Die angeschlagene Noch-CDU-Chefin AKK und der mächtige CSU-Vorsitzende Markus Söder haben jetzt vor allem die Aufgabe, eine gemeinsame Lösung für die Kanzlerkandidatur zu finden. Doch schon kurz nach Kramp-Karrenbauers Ankündigung tritt Söder bei der Nachfolgefrage kräftig aufs Gas - und Kramp-Karrenbauer bremst.

Es dürfe in der CDU jetzt nicht irgendeinen "Schönheitswettbewerb" bis zum regulären Parteitag Anfang Dezember geben, verlangt der Bayer. CSU-Landesgruppenchef Alexander Dobrindt legt am Dienstag nach. Ein Zeitplan über Monate hinweg sei abwegig: "Krisenhafte Situationen bewältigt man nicht durch das Zelebrieren der Krise, sondern durch Handeln." Kramp-Karrenbauer hatte am Montagabend dagegen betont, sie sehe keinen Anlass, am bisherigen Zeitplan zu rütteln.

Doch hat die scheidende CDU-Chefin, Merkels einstige Wunschkandidatin für Parteivorsitz und Kanzleramt, tatsächlich noch die Kraft, den Kanzlerkandidatenprozess von vorne zu führen, wie sie das will? Oder ist sie nun eine "lame Duck", eine "lahme Ente" - und die alten-neuen starken Männer in der Union machen die Sache unter sich aus? Gut möglich, dass AKK und Söder an diesem Wochenende am Rande der Münchner Sicherheitskonferenz die verzwickte Lage beraten - doch die Terminpläne sind eng.

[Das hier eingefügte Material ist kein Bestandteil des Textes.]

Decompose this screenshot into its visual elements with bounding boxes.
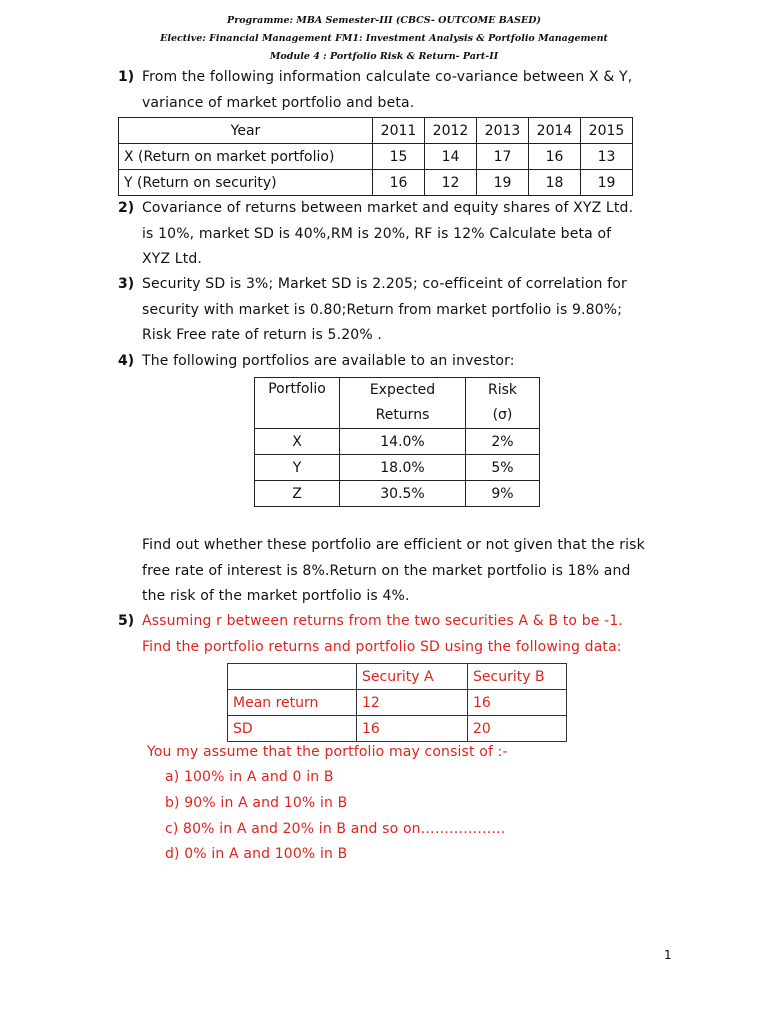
- table-row: [119, 170, 633, 196]
- table-header-cell: 2012: [425, 118, 477, 144]
- table-cell: 5%: [466, 455, 540, 481]
- table-header-cell: Portfolio: [255, 378, 340, 429]
- q5-option-c: c) 80% in A and 20% in B and so on………………: [165, 821, 506, 837]
- header-module: Module 4 : Portfolio Risk & Return- Part-II: [269, 51, 499, 62]
- q3-line-1: Security SD is 3%; Market SD is 2.205; co-efficeint of correlation for: [142, 276, 627, 292]
- table-row: [255, 378, 540, 429]
- page-number: 1: [664, 948, 672, 962]
- sigma-label: (σ): [492, 407, 513, 423]
- table-cell: 9%: [466, 481, 540, 507]
- header-programme: Programme: MBA Semester-III (CBCS- OUTCOME BASED): [227, 15, 541, 26]
- q4-line-1: The following portfolios are available to an investor:: [142, 353, 515, 369]
- table-row: [228, 664, 567, 690]
- q2-line-3: XYZ Ltd.: [142, 251, 203, 267]
- table-header-cell: [228, 664, 357, 690]
- q4-after-line-2: free rate of interest is 8%.Return on the market portfolio is 18% and: [142, 563, 631, 579]
- returns-label: Returns: [375, 407, 430, 423]
- q4-number: 4): [118, 353, 135, 369]
- table-row: [255, 455, 540, 481]
- table-header-cell: Security A: [357, 664, 468, 690]
- q3-number: 3): [118, 276, 135, 292]
- risk-label: Risk: [487, 382, 518, 398]
- q2-line-2: is 10%, market SD is 40%,RM is 20%, RF is 12% Calculate beta of: [142, 226, 612, 242]
- table-row: [255, 429, 540, 455]
- table-header-cell: 2015: [581, 118, 633, 144]
- table-row: [119, 118, 633, 144]
- table-cell: X (Return on market portfolio): [119, 144, 373, 170]
- table-cell: 17: [477, 144, 529, 170]
- table-cell: 14.0%: [340, 429, 466, 455]
- table-cell: 16: [468, 690, 567, 716]
- q5-option-a: a) 100% in A and 0 in B: [165, 769, 334, 785]
- table-cell: 12: [357, 690, 468, 716]
- q5-assume-line: You my assume that the portfolio may consist of :-: [147, 744, 508, 760]
- q2-number: 2): [118, 200, 135, 216]
- table-cell: Mean return: [228, 690, 357, 716]
- table-header-cell: Security B: [468, 664, 567, 690]
- table-header-cell: [466, 378, 540, 429]
- table-cell: 19: [477, 170, 529, 196]
- table-cell: Y (Return on security): [119, 170, 373, 196]
- table-cell: 18: [529, 170, 581, 196]
- table-cell: 16: [529, 144, 581, 170]
- q5-option-d: d) 0% in A and 100% in B: [165, 846, 348, 862]
- q5-table: [227, 663, 567, 742]
- q1-line-1: From the following information calculate co-variance between X & Y,: [142, 69, 633, 85]
- q5-line-2: Find the portfolio returns and portfolio SD using the following data:: [142, 639, 622, 655]
- table-cell: Z: [255, 481, 340, 507]
- q4-after-line-1: Find out whether these portfolio are efficient or not given that the risk: [142, 537, 645, 553]
- table-cell: 15: [373, 144, 425, 170]
- q3-line-3: Risk Free rate of return is 5.20% .: [142, 327, 382, 343]
- q5-number: 5): [118, 613, 135, 629]
- table-header-cell: Year: [119, 118, 373, 144]
- q4-table: [254, 377, 540, 507]
- table-cell: 16: [357, 716, 468, 742]
- q1-table: [118, 117, 633, 196]
- table-cell: 19: [581, 170, 633, 196]
- table-row: [228, 690, 567, 716]
- q4-after-line-3: the risk of the market portfolio is 4%.: [142, 588, 410, 604]
- q5-option-b: b) 90% in A and 10% in B: [165, 795, 348, 811]
- table-row: [119, 144, 633, 170]
- q1-line-2: variance of market portfolio and beta.: [142, 95, 415, 111]
- table-cell: X: [255, 429, 340, 455]
- table-cell: SD: [228, 716, 357, 742]
- table-row: [228, 716, 567, 742]
- table-cell: 30.5%: [340, 481, 466, 507]
- table-cell: 14: [425, 144, 477, 170]
- table-header-cell: 2011: [373, 118, 425, 144]
- table-cell: 18.0%: [340, 455, 466, 481]
- table-cell: Y: [255, 455, 340, 481]
- table-row: [255, 481, 540, 507]
- q1-number: 1): [118, 69, 135, 85]
- table-cell: 13: [581, 144, 633, 170]
- header-elective: Elective: Financial Management FM1: Investment Analysis & Portfolio Management: [160, 33, 608, 44]
- q5-line-1: Assuming r between returns from the two securities A & B to be -1.: [142, 613, 624, 629]
- table-cell: 2%: [466, 429, 540, 455]
- table-header-cell: 2014: [529, 118, 581, 144]
- table-cell: 12: [425, 170, 477, 196]
- table-header-cell: 2013: [477, 118, 529, 144]
- q3-line-2: security with market is 0.80;Return from market portfolio is 9.80%;: [142, 302, 623, 318]
- table-cell: 20: [468, 716, 567, 742]
- table-header-cell: [340, 378, 466, 429]
- table-cell: 16: [373, 170, 425, 196]
- expected-label: Expected: [369, 382, 436, 398]
- q2-line-1: Covariance of returns between market and equity shares of XYZ Ltd.: [142, 200, 634, 216]
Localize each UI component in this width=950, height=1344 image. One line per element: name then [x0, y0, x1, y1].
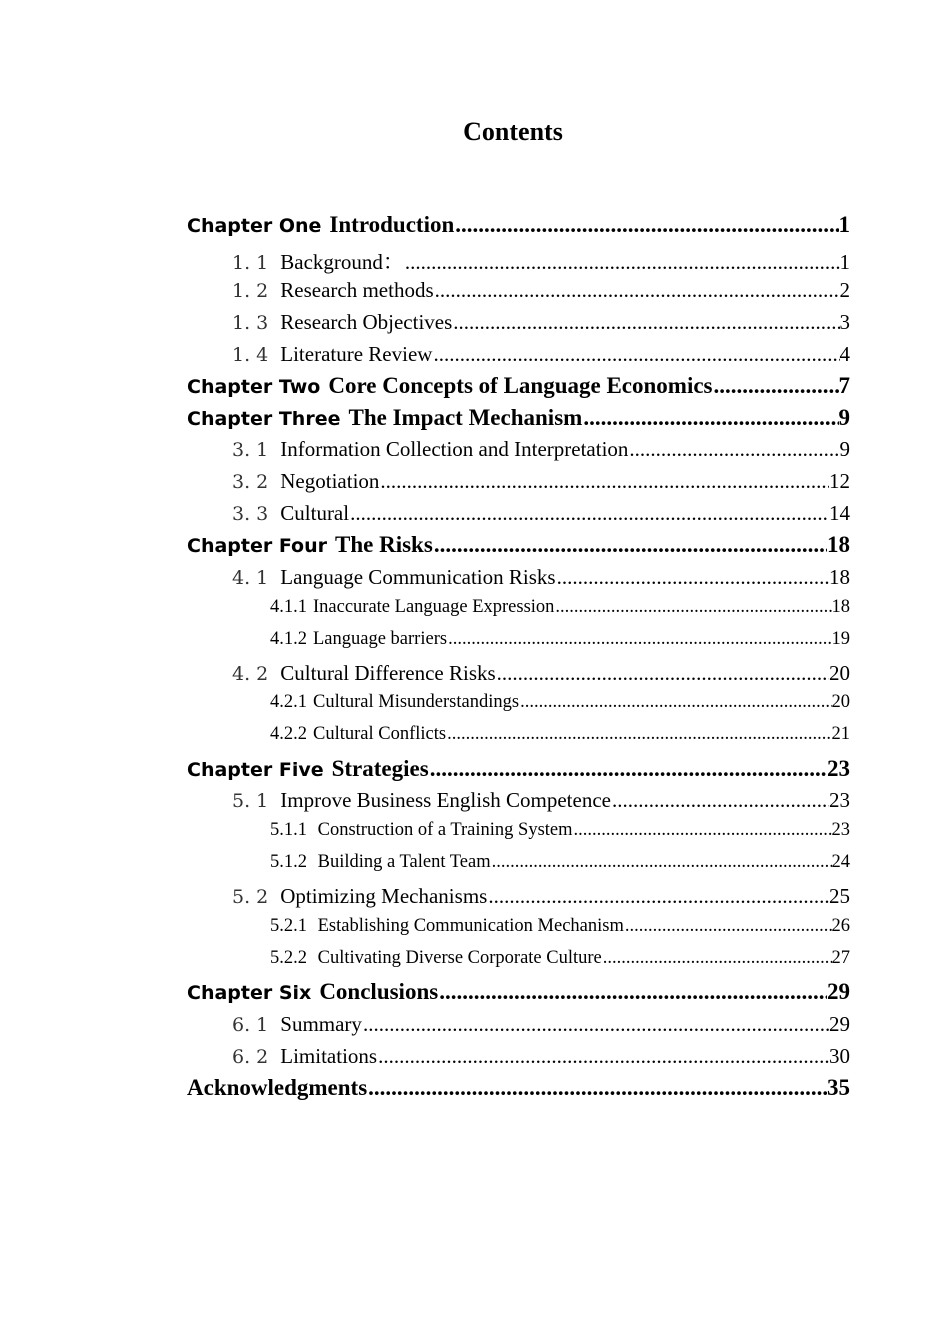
toc-entry-label	[187, 532, 433, 558]
dot-leader	[492, 852, 832, 873]
entry-title: Strategies	[331, 756, 429, 781]
entry-title: Construction of a Training System	[317, 820, 573, 840]
entry-title: Information Collection and Interpretation	[280, 437, 629, 461]
chapter-prefix: Chapter One	[187, 215, 322, 237]
dot-leader	[430, 756, 827, 782]
page-number: 35	[827, 1075, 850, 1100]
toc-entry	[187, 405, 850, 431]
entry-title: Background：	[280, 250, 404, 274]
entry-title: Cultivating Diverse Corporate Culture	[317, 948, 602, 968]
page-number: 27	[831, 948, 850, 968]
toc-entry-label	[232, 1012, 362, 1037]
page-title: Contents	[463, 117, 563, 146]
toc-entry-label	[270, 692, 519, 713]
dot-leader	[405, 250, 840, 275]
entry-title: Language barriers	[313, 629, 448, 649]
toc-entry-label	[232, 246, 404, 276]
toc-entry-label	[232, 469, 379, 494]
toc-entry	[232, 1044, 850, 1069]
page-number: 3	[839, 310, 850, 334]
toc-entry	[270, 724, 850, 745]
toc-entry	[187, 373, 850, 399]
entry-title: Improve Business English Competence	[280, 788, 611, 812]
page-number: 7	[838, 373, 850, 398]
entry-title: Building a Talent Team	[317, 852, 491, 872]
page-number: 18	[829, 565, 850, 589]
dot-leader	[455, 212, 838, 238]
toc-entry	[270, 629, 850, 650]
page-number: 18	[827, 532, 850, 557]
section-number: 6. 2	[232, 1046, 269, 1068]
section-number: 5. 2	[232, 886, 269, 908]
dot-leader	[453, 310, 839, 335]
entry-title: Establishing Communication Mechanism	[317, 916, 624, 936]
toc-entry	[232, 469, 850, 494]
toc-entry	[270, 852, 850, 873]
chapter-prefix: Chapter Four	[187, 535, 328, 557]
toc-entry-label	[187, 756, 429, 782]
toc-entry-label	[232, 884, 487, 909]
entry-title: Research Objectives	[280, 310, 453, 334]
page-number: 12	[829, 469, 850, 493]
dot-leader	[380, 469, 829, 494]
page-number: 30	[829, 1044, 850, 1068]
entry-title: Cultural	[280, 501, 350, 525]
dot-leader	[714, 373, 839, 399]
page-number: 9	[839, 437, 850, 461]
entry-title: Inaccurate Language Expression	[313, 597, 555, 617]
dot-leader	[488, 884, 829, 909]
dot-leader	[350, 501, 829, 526]
section-number: 1. 2	[232, 280, 269, 302]
page-number: 26	[831, 916, 850, 936]
page-number: 20	[831, 692, 850, 712]
toc-entry-label	[270, 629, 447, 650]
entry-title: Optimizing Mechanisms	[280, 884, 488, 908]
dot-leader	[433, 342, 839, 367]
toc-entry	[187, 212, 850, 238]
toc-entry	[232, 278, 850, 303]
entry-title: Limitations	[280, 1044, 378, 1068]
entry-title: Cultural Conflicts	[313, 724, 447, 744]
entry-title: Research methods	[280, 278, 434, 302]
section-number: 6. 1	[232, 1014, 269, 1036]
toc-entry	[187, 756, 850, 782]
dot-leader	[520, 692, 831, 713]
dot-leader	[557, 565, 829, 590]
dot-leader	[583, 405, 838, 431]
dot-leader	[439, 979, 827, 1005]
page-number: 23	[829, 788, 850, 812]
page-number: 2	[839, 278, 850, 302]
section-number: 4.1.1	[270, 597, 307, 617]
toc-entry-label	[270, 948, 602, 969]
section-number: 5. 1	[232, 790, 269, 812]
page-number: 24	[831, 852, 850, 872]
section-number: 4.2.2	[270, 724, 307, 744]
page-number: 4	[839, 342, 850, 366]
toc-entry	[270, 916, 850, 937]
toc-entry-label	[270, 597, 554, 618]
toc-entry-label	[270, 916, 624, 937]
toc-entry	[270, 597, 850, 618]
entry-title: Literature Review	[280, 342, 433, 366]
toc-entry	[187, 532, 850, 558]
page-number: 18	[831, 597, 850, 617]
page-number: 1	[839, 250, 850, 274]
toc-entry	[187, 979, 850, 1005]
toc-entry	[232, 437, 850, 462]
chapter-prefix: Chapter Two	[187, 376, 321, 398]
entry-title: Conclusions	[319, 979, 439, 1004]
dot-leader	[612, 788, 829, 813]
section-number: 3. 1	[232, 439, 269, 461]
entry-title: Cultural Misunderstandings	[313, 692, 520, 712]
section-number: 5.1.1	[270, 820, 312, 840]
toc-entry	[270, 820, 850, 841]
section-number: 4.1.2	[270, 629, 307, 649]
toc-entry-label	[270, 852, 491, 873]
entry-title: Summary	[280, 1012, 362, 1036]
toc-entry-label	[187, 979, 438, 1005]
toc-entry	[232, 788, 850, 813]
dot-leader	[363, 1012, 829, 1037]
toc-entry	[232, 342, 850, 367]
toc-entry-label	[232, 437, 628, 462]
page-number: 25	[829, 884, 850, 908]
toc-entry-label	[187, 373, 713, 399]
page-number: 29	[829, 1012, 850, 1036]
section-number: 4. 2	[232, 663, 269, 685]
dot-leader	[378, 1044, 829, 1069]
toc-entry-label	[232, 788, 611, 813]
toc-entry-label	[232, 310, 452, 335]
toc-entry	[232, 501, 850, 526]
toc-entry	[232, 310, 850, 335]
toc-entry	[232, 1012, 850, 1037]
page-number: 20	[829, 661, 850, 685]
dot-leader	[368, 1075, 827, 1101]
toc-entry	[270, 692, 850, 713]
dot-leader	[434, 532, 827, 558]
section-number: 4. 1	[232, 567, 269, 589]
section-number: 4.2.1	[270, 692, 307, 712]
page-number: 21	[831, 724, 850, 744]
chapter-prefix: Chapter Five	[187, 759, 324, 781]
toc-entry-label	[232, 342, 432, 367]
toc-entry-label	[232, 1044, 377, 1069]
page-number: 23	[827, 756, 850, 781]
page-number: 14	[829, 501, 850, 525]
toc-entry	[232, 246, 850, 276]
toc-entry	[232, 884, 850, 909]
dot-leader	[447, 724, 831, 745]
dot-leader	[497, 661, 829, 686]
chapter-prefix: Chapter Three	[187, 408, 341, 430]
section-number: 1. 1	[232, 252, 269, 274]
toc-entry-label	[270, 820, 573, 841]
entry-title: Acknowledgments	[187, 1075, 368, 1100]
dot-leader	[435, 278, 840, 303]
toc-entry-label	[232, 661, 496, 686]
dot-leader	[625, 916, 832, 937]
entry-title: Negotiation	[280, 469, 380, 493]
page-number: 9	[838, 405, 850, 430]
toc-entry-label	[232, 501, 349, 526]
entry-title: The Impact Mechanism	[348, 405, 583, 430]
section-number: 3. 2	[232, 471, 269, 493]
dot-leader	[603, 948, 832, 969]
entry-title: Introduction	[329, 212, 455, 237]
page-number: 19	[831, 629, 850, 649]
entry-title: The Risks	[335, 532, 433, 557]
toc-entry	[232, 661, 850, 686]
section-number: 1. 3	[232, 312, 269, 334]
chapter-prefix: Chapter Six	[187, 982, 312, 1004]
toc-entry-label	[270, 724, 446, 745]
section-number: 5.1.2	[270, 852, 312, 872]
toc-entry-label	[232, 278, 434, 303]
toc-entry-label	[232, 565, 556, 590]
entry-title: Cultural Difference Risks	[280, 661, 496, 685]
toc-entry-label	[187, 405, 582, 431]
dot-leader	[629, 437, 839, 462]
entry-title: Language Communication Risks	[280, 565, 556, 589]
dot-leader	[574, 820, 832, 841]
dot-leader	[555, 597, 831, 618]
section-number: 5.2.1	[270, 916, 312, 936]
entry-title: Core Concepts of Language Economics	[328, 373, 713, 398]
toc-entry	[232, 565, 850, 590]
page-number: 1	[838, 212, 850, 237]
toc-entry-label	[187, 1075, 367, 1101]
toc-entry	[187, 1075, 850, 1101]
dot-leader	[448, 629, 831, 650]
page-number: 23	[831, 820, 850, 840]
section-number: 1. 4	[232, 344, 269, 366]
toc-entry	[270, 948, 850, 969]
page-number: 29	[827, 979, 850, 1004]
section-number: 3. 3	[232, 503, 269, 525]
toc-entry-label	[187, 212, 454, 238]
section-number: 5.2.2	[270, 948, 312, 968]
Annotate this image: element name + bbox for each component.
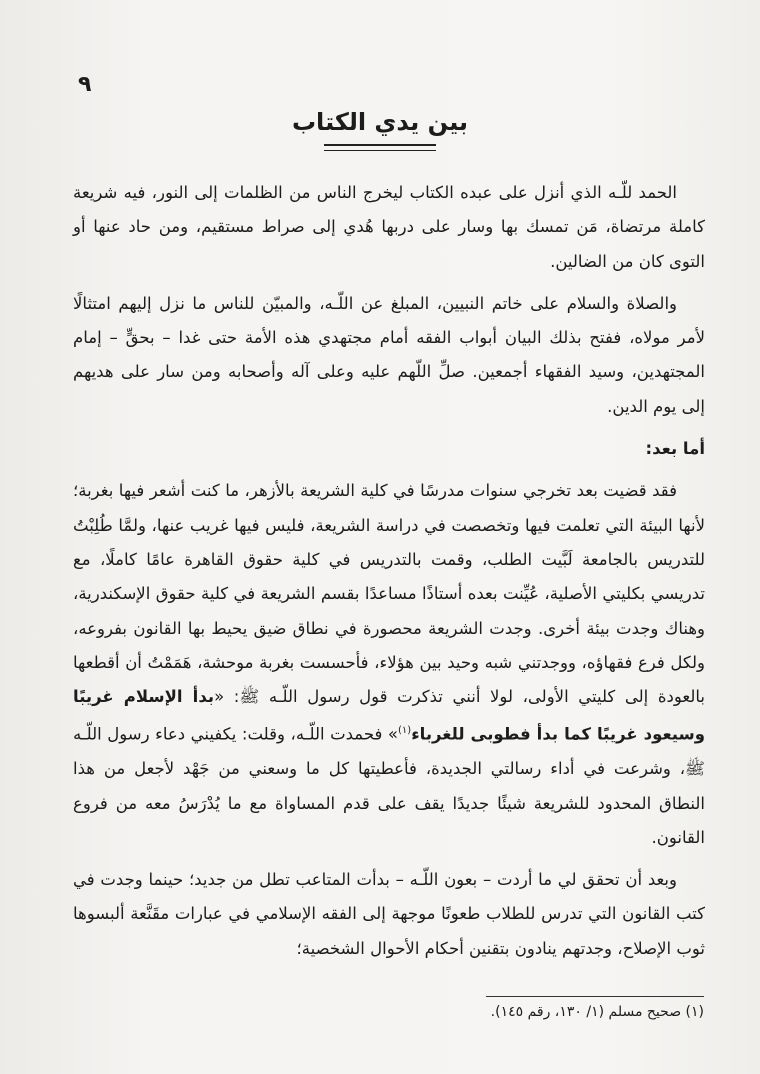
title-underline (324, 144, 436, 151)
title-block (0, 108, 760, 151)
section-heading: أما بعد: (645, 439, 705, 459)
page-number: ٩ (78, 72, 92, 97)
footnote: (١) صحيح مسلم (١/ ١٣٠، رقم ١٤٥). (490, 1004, 704, 1020)
paragraph-3-part-2: » فحمدت اللّـه، وقلت: يكفيني دعاء رسول اللّـه ﷺ، وشرعت في أداء رسالتي الجديدة، فأعطيتها كل ما وسعني من جَهْد لأجعل من هذا النطاق المحدود للشريعة شيئًا جديدًا يقف على قدم المساواة مع ما يُدْرَسُ معه من فروع القانون. (73, 724, 705, 847)
paragraph-4: وبعد أن تحقق لي ما أردت – بعون اللّـه – بدأت المتاعب تطل من جديد؛ حينما وجدت في كتب القانون التي تدرس للطلاب طعونًا موجهة إلى الفقه الإسلامي في عبارات مقَنَّعة ألبسوها ثوب الإصلاح، وجدتهم ينادون بتقنين أحكام الأحوال الشخصية؛ (73, 870, 705, 958)
paragraph-2: والصلاة والسلام على خاتم النبيين، المبلغ عن اللّـه، والمبيّن للناس ما نزل إليهم امتثالًا لأمر مولاه، ففتح بذلك البيان أبواب الفقه أمام مجتهدي هذه الأمة حتى غدا – بحقٍّ – إمام المجتهدين، وسيد الفقهاء أجمعين. صلِّ اللّهم عليه وعلى آله وأصحابه ومن سار على هديهم إلى يوم الدين. (73, 293, 705, 416)
chapter-title: بين يدي الكتاب (291, 108, 469, 136)
paragraph-3 (73, 474, 705, 855)
hadith-quote: بدأ الإسلام غريبًا وسيعود غريبًا كما بدأ فطوبى للغرباء (73, 687, 705, 744)
footnote-marker: (١) (398, 725, 412, 737)
paragraph-3-part-1: فقد قضيت بعد تخرجي سنوات مدرسًا في كلية الشريعة بالأزهر، ما كنت أشعر فيها بغربة؛ لأنها البيئة التي تعلمت فيها وتخصصت في دراسة الشريعة، فليس فيها غريب عنها، ولمَّا طُلِبْتُ للتدريس بالجامعة لَبَّيت الطلب، وقمت بالتدريس في كلية حقوق القاهرة عامًا كاملًا، مع تدريسي بكليتي الأصلية، عُيِّنت بعده أستاذًا مساعدًا بقسم الشريعة في كلية حقوق الإسكندرية، وهناك وجدت بيئة أخرى. وجدت الشريعة محصورة في نطاق ضيق يحيط بها القانون بفروعه، ولكل فرع فقهاؤه، ووجدتني شبه وحيد بين هؤلاء، فأحسست بغربة موحشة، هَمَمْتُ أن أقطعها بالعودة إلى كليتي الأولى، لولا أنني تذكرت قول رسول اللّـه ﷺ: « (73, 481, 705, 707)
footnote-divider (486, 996, 704, 997)
paragraph-1: الحمد للّـه الذي أنزل على عبده الكتاب ليخرج الناس من الظلمات إلى النور، فيه شريعة كاملة مرتضاة، مَن تمسك بها وسار على دربها هُدي إلى صراط مستقيم، ومن حاد عنها أو التوى كان من الضالين. (73, 183, 705, 271)
body-text (73, 176, 705, 974)
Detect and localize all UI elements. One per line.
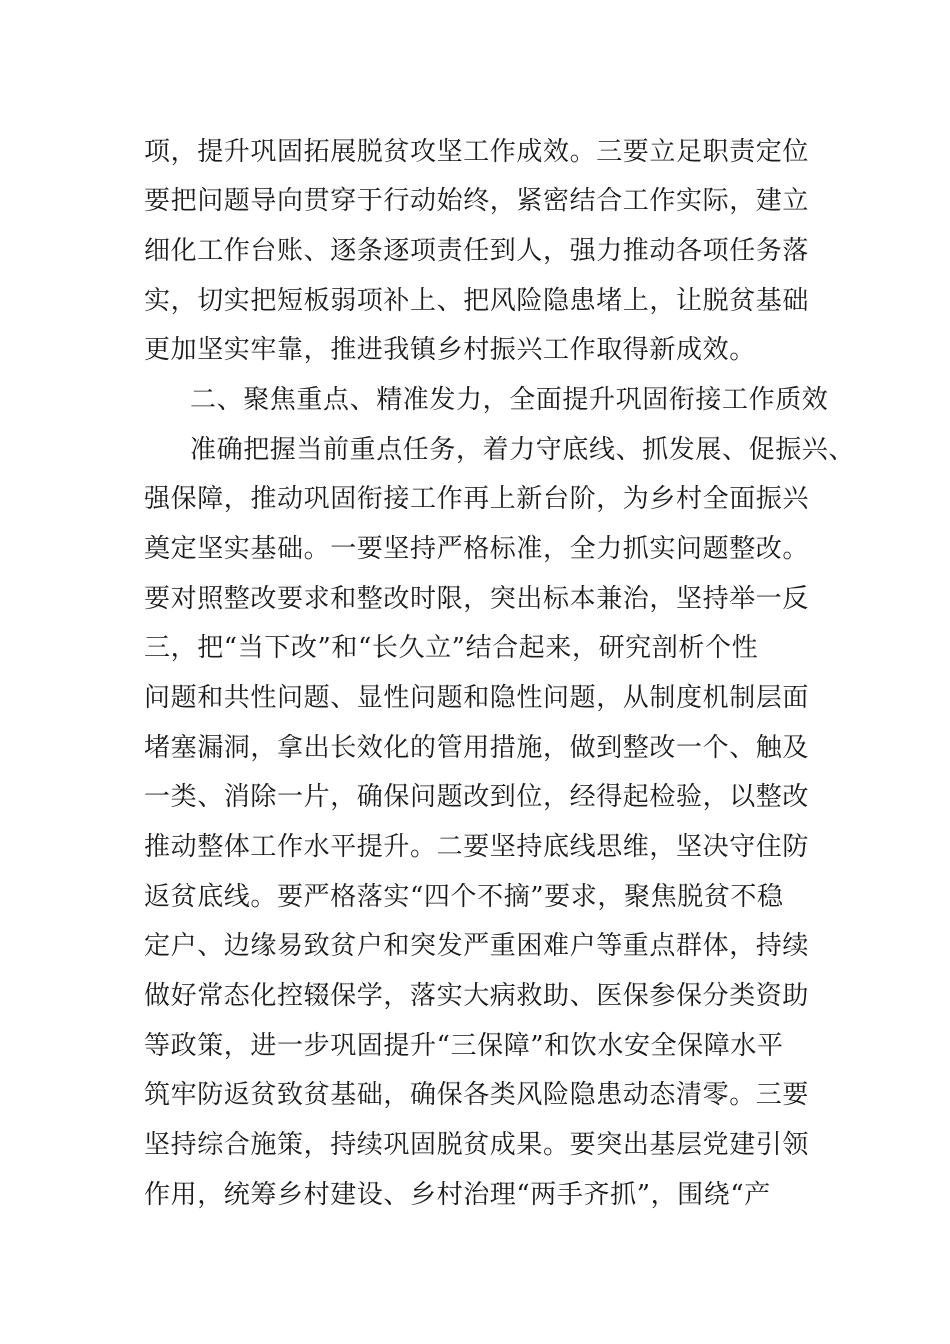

Schon am Montagabend macht die Meldung die Runde, NRW-Regierungschef Armin Laschet, Ex-Unionsfraktionschef Friedrich Merz und Gesundheitsminister Jens Spahn seien in Kontakt und wollten sich absprechen. Alle kommen aus Nordrhein-Westfalen, sie könnten sich gegenseitig blockieren. Eine Absprache in der Runde wäre so etwas wie eine Vorentscheidung über die Kanzlerkandidatur. Die Meldung von dem Treffen wird nicht bestätigt - alle seien immer irgendwie im Gespräch, heißt es lediglich. Und auch der machtbewusste Unionsfraktionschef Ralph Brinkhaus - ebenfalls aus NRW - will bei der Entscheidung über Kanzlerkandidat und CDU-Vorsitz ein wichtiges Wort mitreden.

Die CSU besteht ohnehin vehement auf einer Mitsprache bei der Entscheidung über die Kanzlerkandidatur - und fordert eine bestimmte Schrittfolge ein: Zunächst müsse die Frage des CDU-Parteivorsitzes geklärt werden, dann die Kanzlerkandidatur, und zwar zusammen mit der CSU, argumentiert Söder am Dienstag - aber nur intern. Vor den Kameras schickt er seinen Generalsekretär Markus Blume vor.

Für etliche in der Union - auch in der CSU - steht der 39-jährige Spahn am ehesten für Aufbruch, Erneuerung. Doch andere in CDU und CSU halten ihn für zu jung.

Laschet ist in der Union als Versöhner bekannt, das könnte angesichts der Spaltung überall für ihn sprechen. Zudem ist er Chef des größten CDU-Landesverbandes, das gibt ihm intern große Macht. Doch andere fürchten, Laschet stehe zu sehr für eine Fortsetzung des Systems Merkel. Und Merz? Im Wirtschaftsflügel gilt er vielen nach wie vor als Hoffnungsträger. Doch auch er bietet Angriffsflächen, wie etwa sein Engagement beim weltweit größten Anlageverwalter Blackrock - das er demnächst beendet.

Schließlich muss die CDU auch klären, wie sie mit den ultrakonservativen Störenfrieden von der sogenannten Werteunion umgehen will. Während die einen sogar einen Ausschluss für möglich halten, fordern die anderen die Werteunionsmitglieder auf, ihr CDU-Parteibuch zurückgeben. Wieder andere warnen, die Gruppe aufzuwerten. Droht am Ende sogar die Spaltung in eine christlich-konservative und eine national-konservative CDU?